Explaining the science
To learn jointly from a large amount of unlabelled data and a small amount of labelled data, semi-supervised learning is required. This motivates the use of deep generative models, which combine probabilistic reasoning and the representational power of deep learning.
Here probabilistic models are defined for both the data and the unobserved variables the project is interested in (such as class of activity), and the model is parameterised using deep learning. The model is then optimised, and a classifier obtained that can be applied to new data.
Project aims
The main aim is to develop a principled, high performance method for time series segmentation and classification that can handle large amounts of data.

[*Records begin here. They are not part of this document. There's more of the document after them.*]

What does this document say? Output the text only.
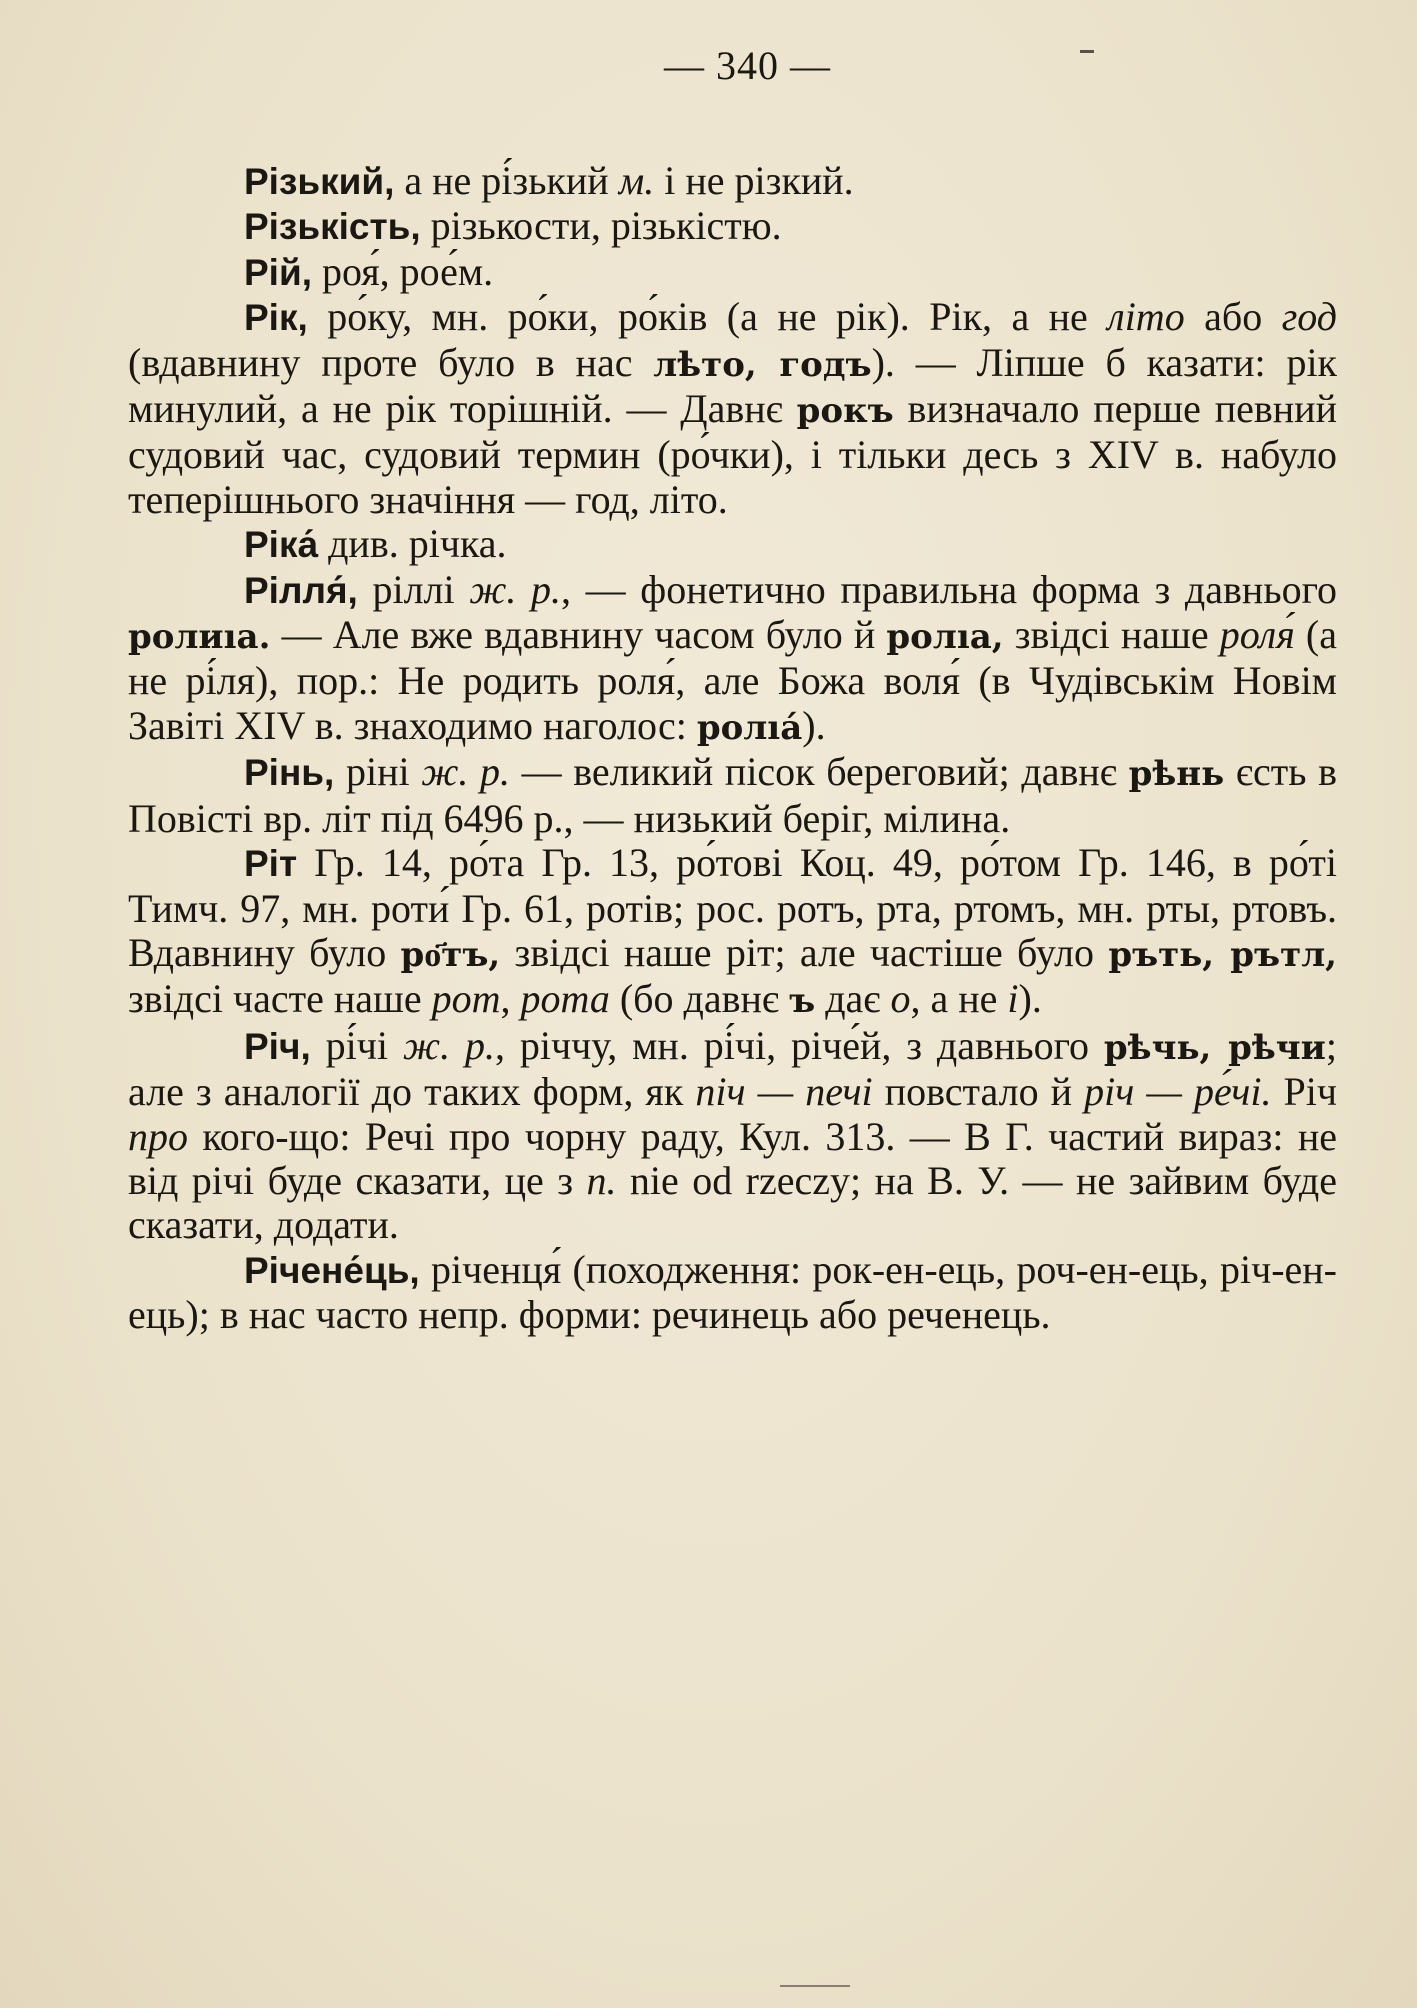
— 340 —

Різький, а не рі́зький м. і не різкий.

Різькість, різькости, різькістю.

Рій, роя́, рое́м.

Рік, ро́ку, мн. ро́ки, ро́ків (а не рік). Рік, а не літо або год (вдавнину проте було в нас лѣто, годъ). — Ліпше б казати: рік минулий, а не рік торішній. — Давнє рокъ визначало перше певний судовий час, судовий термин (ро́чки), і тільки десь з XIV в. набуло теперішнього значіння — год, літо.

Ріка́ див. річка.

Рілля́, ріллі ж. р., — фонетично правильна форма з давнього ролиıа. — Але вже вдавнину часом було й ролıа, звідсі наше роля́ (а не рі́ля), пор.: Не родить роля́, але Божа воля́ (в Чудівськім Новім Завіті XIV в. знаходимо наголос: ролıа́).

Рінь, ріні ж. р. — великий пісок береговий; давнє рѣнь єсть в Повісті вр. літ під 6496 р., — низький беріг, мілина.

Ріт Гр. 14, ро́та Гр. 13, ро́тові Коц. 49, ро́том Гр. 146, в ро́ті Тимч. 97, мн. роти́ Гр. 61, ротів; рос. ротъ, рта, ртомъ, мн. рты, ртовъ. Вдавнину було ро҃тъ, звідсі наше ріт; але частіше було ръть, рътл, звідсі часте наше рот, рота (бо давнє ъ дає о, а не і).

Річ, рі́чі ж. р., річчу, мн. рі́чі, річе́й, з давнього рѣчь, рѣчи; але з аналогії до таких форм, як піч — печі повстало й річ — ре́чі. Річ про кого-що: Речі про чорну раду, Кул. 313. — В Г. частий вираз: не від річі буде сказати, це з п. nie od rzeczy; на В. У. — не зайвим буде сказати, додати.

Річене́ць, річенця́ (походження: рок-ен-ець, роч-ен-ець, річ-ен-ець); в нас часто непр. форми: речинець або реченець.
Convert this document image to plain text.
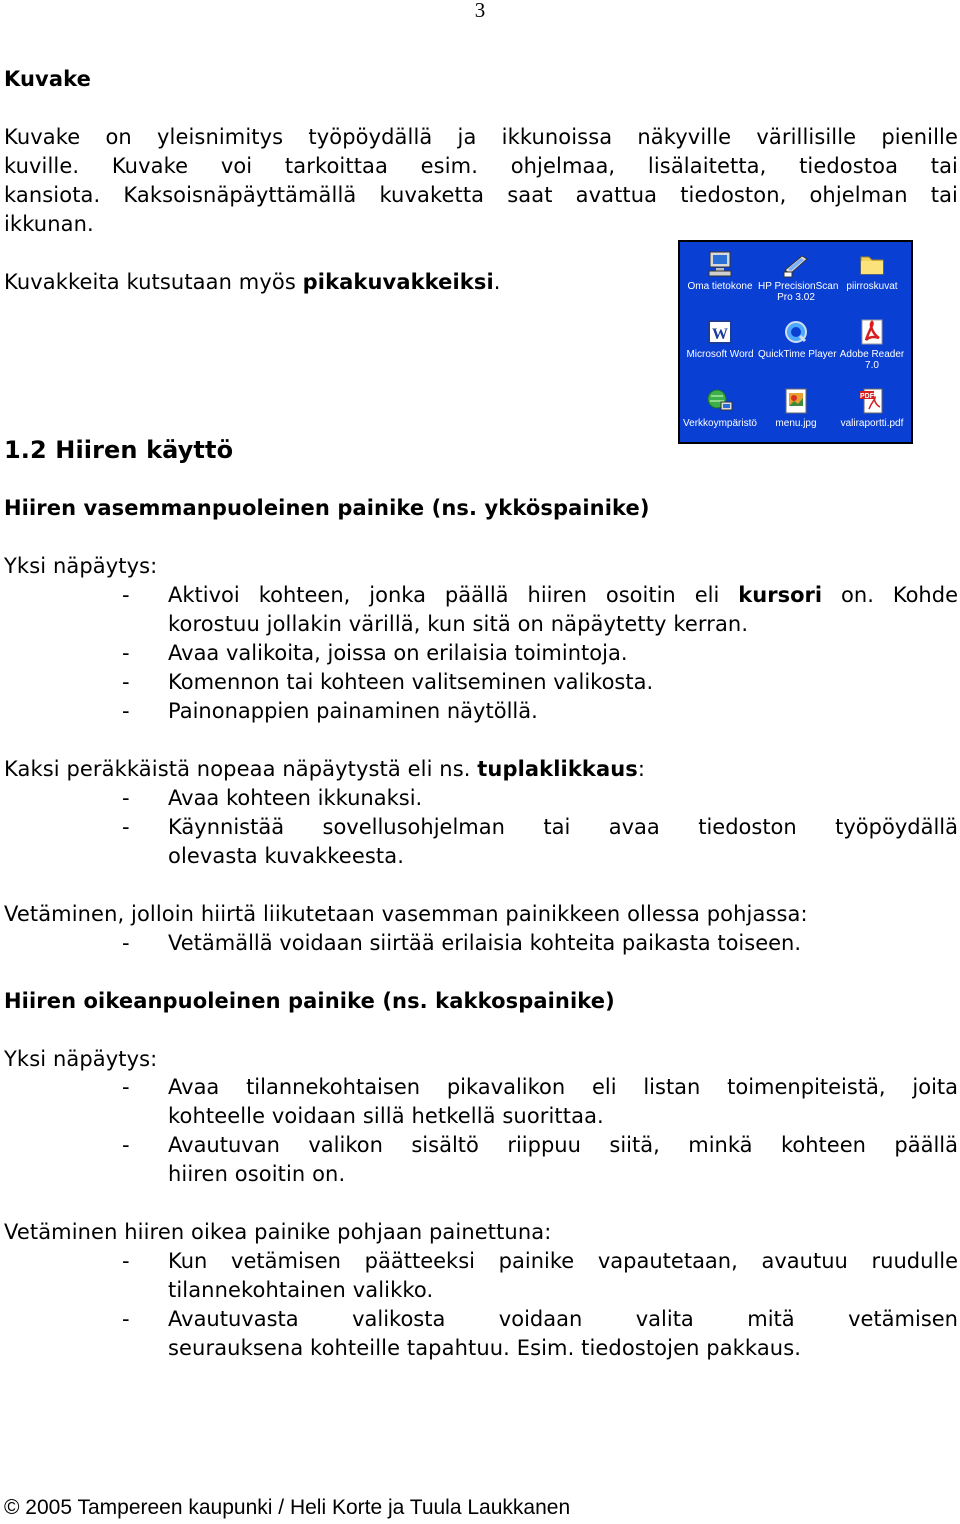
3
Kuvake
Kuvake on yleisnimitys työpöydällä ja ikkunoissa näkyville värillisille pienille
kuville. Kuvake voi tarkoittaa esim. ohjelmaa, lisälaitetta, tiedostoa tai
kansiota. Kaksoisnäpäyttämällä kuvaketta saat avattua tiedoston, ohjelman tai
ikkunan.
Kuvakkeita kutsutaan myös pikakuvakkeiksi.
1.2 Hiiren käyttö
Hiiren vasemmanpuoleinen painike (ns. ykköspainike)
Yksi näpäytys:
- Aktivoi kohteen, jonka päällä hiiren osoitin eli kursori on. Kohde
korostuu jollakin värillä, kun sitä on näpäytetty kerran.
- Avaa valikoita, joissa on erilaisia toimintoja.
- Komennon tai kohteen valitseminen valikosta.
- Painonappien painaminen näytöllä.
Kaksi peräkkäistä nopeaa näpäytystä eli ns. tuplaklikkaus:
- Avaa kohteen ikkunaksi.
- Käynnistää sovellusohjelman tai avaa tiedoston työpöydällä
olevasta kuvakkeesta.
Vetäminen, jolloin hiirtä liikutetaan vasemman painikkeen ollessa pohjassa:
- Vetämällä voidaan siirtää erilaisia kohteita paikasta toiseen.
Hiiren oikeanpuoleinen painike (ns. kakkospainike)
Yksi näpäytys:
- Avaa tilannekohtaisen pikavalikon eli listan toimenpiteistä, joita
kohteelle voidaan sillä hetkellä suorittaa.
- Avautuvan valikon sisältö riippuu siitä, minkä kohteen päällä
hiiren osoitin on.
Vetäminen hiiren oikea painike pohjaan painettuna:
- Kun vetämisen päätteeksi painike vapautetaan, avautuu ruudulle
tilannekohtainen valikko.
- Avautuvasta valikosta voidaan valita mitä vetämisen
seurauksena kohteille tapahtuu. Esim. tiedostojen pakkaus.
Oma tietokone HP PrecisionScan
Pro 3.02
piirroskuvat
W
Microsoft Word QuickTime Player Adobe Reader
7.0
Verkkoympäristö	menu.jpg
PDF
valiraportti.pdf
© 2005 Tampereen kaupunki / Heli Korte ja Tuula Laukkanen
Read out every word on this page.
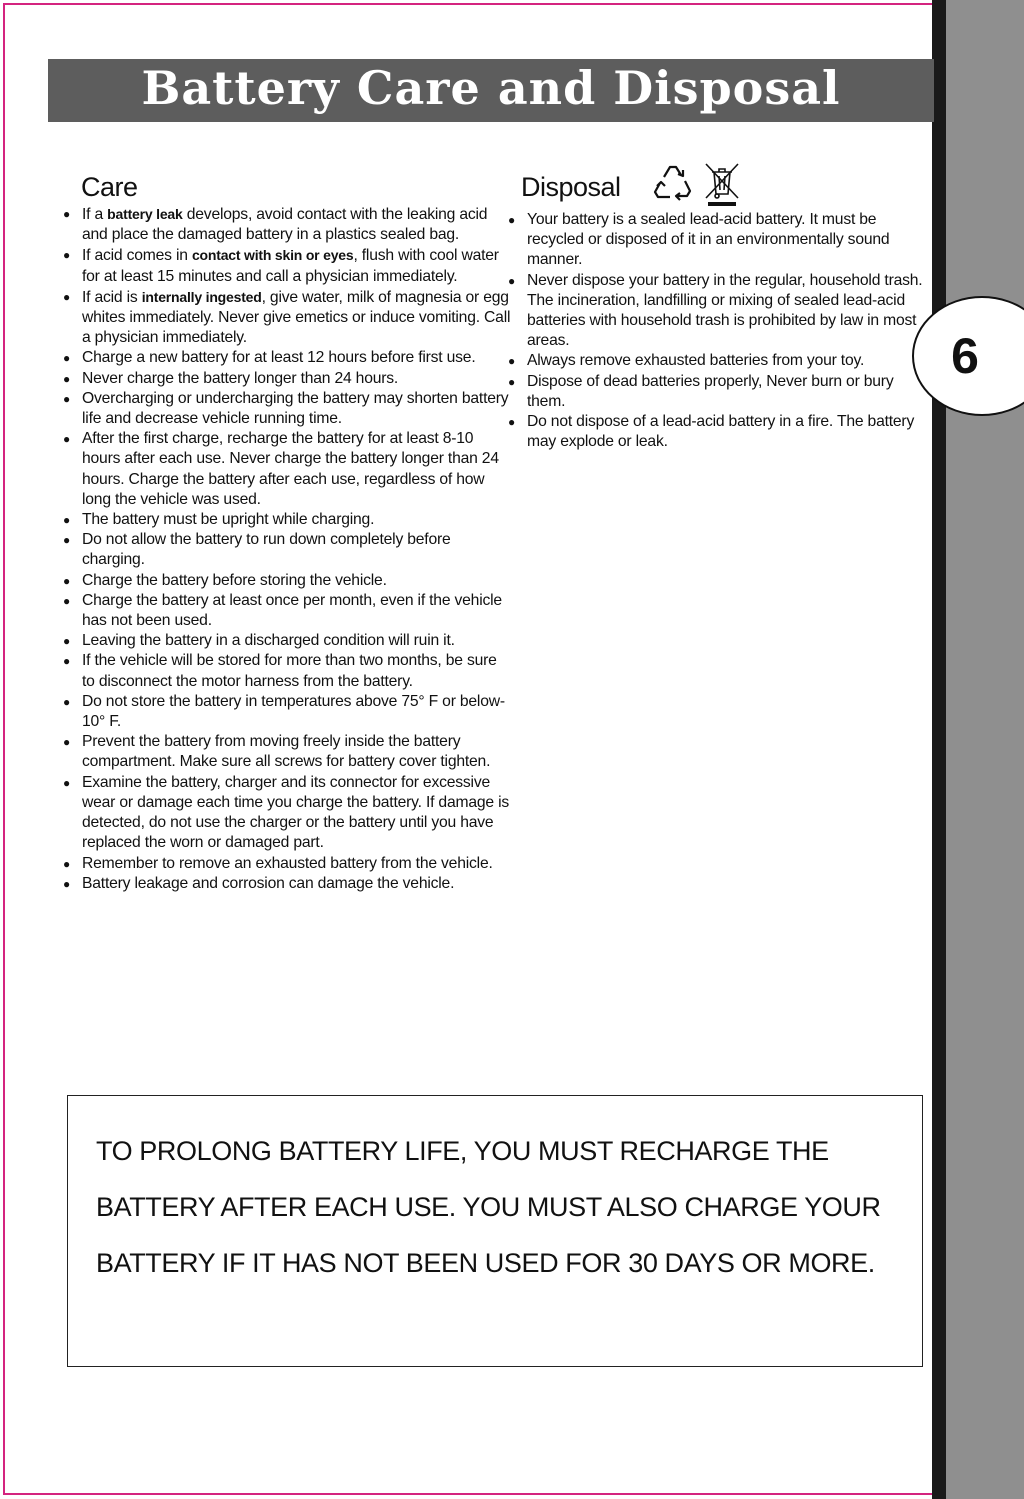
6
Battery Care and Disposal
Care
● If a battery leak develops, avoid contact with the leaking acid and place the damaged battery in a plastics sealed bag.
● If acid comes in contact with skin or eyes, flush with cool water for at least 15 minutes and call a physician immediately.
● If acid is internally ingested, give water, milk of magnesia or egg whites immediately. Never give emetics or induce vomiting. Call a physician immediately.
● Charge a new battery for at least 12 hours before first use.
● Never charge the battery longer than 24 hours.
● Overcharging or undercharging the battery may shorten battery life and decrease vehicle running time.
● After the first charge, recharge the battery for at least 8-10 hours after each use. Never charge the battery longer than 24 hours. Charge the battery after each use, regardless of how long the vehicle was used.
● The battery must be upright while charging.
● Do not allow the battery to run down completely before charging.
● Charge the battery before storing the vehicle.
● Charge the battery at least once per month, even if the vehicle has not been used.
● Leaving the battery in a discharged condition will ruin it.
● If the vehicle will be stored for more than two months, be sure to disconnect the motor harness from the battery.
● Do not store the battery in temperatures above 75° F or below-10° F.
● Prevent the battery from moving freely inside the battery compartment. Make sure all screws for battery cover tighten.
● Examine the battery, charger and its connector for excessive wear or damage each time you charge the battery. If damage is detected, do not use the charger or the battery until you have replaced the worn or damaged part.
● Remember to remove an exhausted battery from the vehicle.
● Battery leakage and corrosion can damage the vehicle.
Disposal
● Your battery is a sealed lead-acid battery. It must be recycled or disposed of it in an environmentally sound manner.
● Never dispose your battery in the regular, household trash. The incineration, landfilling or mixing of sealed lead-acid batteries with household trash is prohibited by law in most areas.
● Always remove exhausted batteries from your toy.
● Dispose of dead batteries properly, Never burn or bury them.
● Do not dispose of a lead-acid battery in a fire. The battery may explode or leak.
TO PROLONG BATTERY LIFE, YOU MUST RECHARGE THE BATTERY AFTER EACH USE. YOU MUST ALSO CHARGE YOUR BATTERY IF IT HAS NOT BEEN USED FOR 30 DAYS OR MORE.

While the principal interest is in accelerometry data, the models developed could be applied to video, audio, or other time series data.
A large amount of raw data has been gained from the UK BioBank, along with a small amount of curated, labelled data from an Oxford study. The latter consists of people wearing both a camera and an accelerometer, so that their activity type is known.
The models being developed can learn jointly from both the unlabelled data and the labelled data, to get better performance than learning from each on its own.
Applications
The models are being applied to UK BioBank data, but they could be applied more widely. This work also aims to improve the quality of insights drawn from wearables in particular, but it could be used to analyse time series data in general.
Recent updates
May 2018
Paper published on using classical statistical machine learning methods, training just on the smaller CAPTURE-24 model and applying that model to the UK Biobank dataset.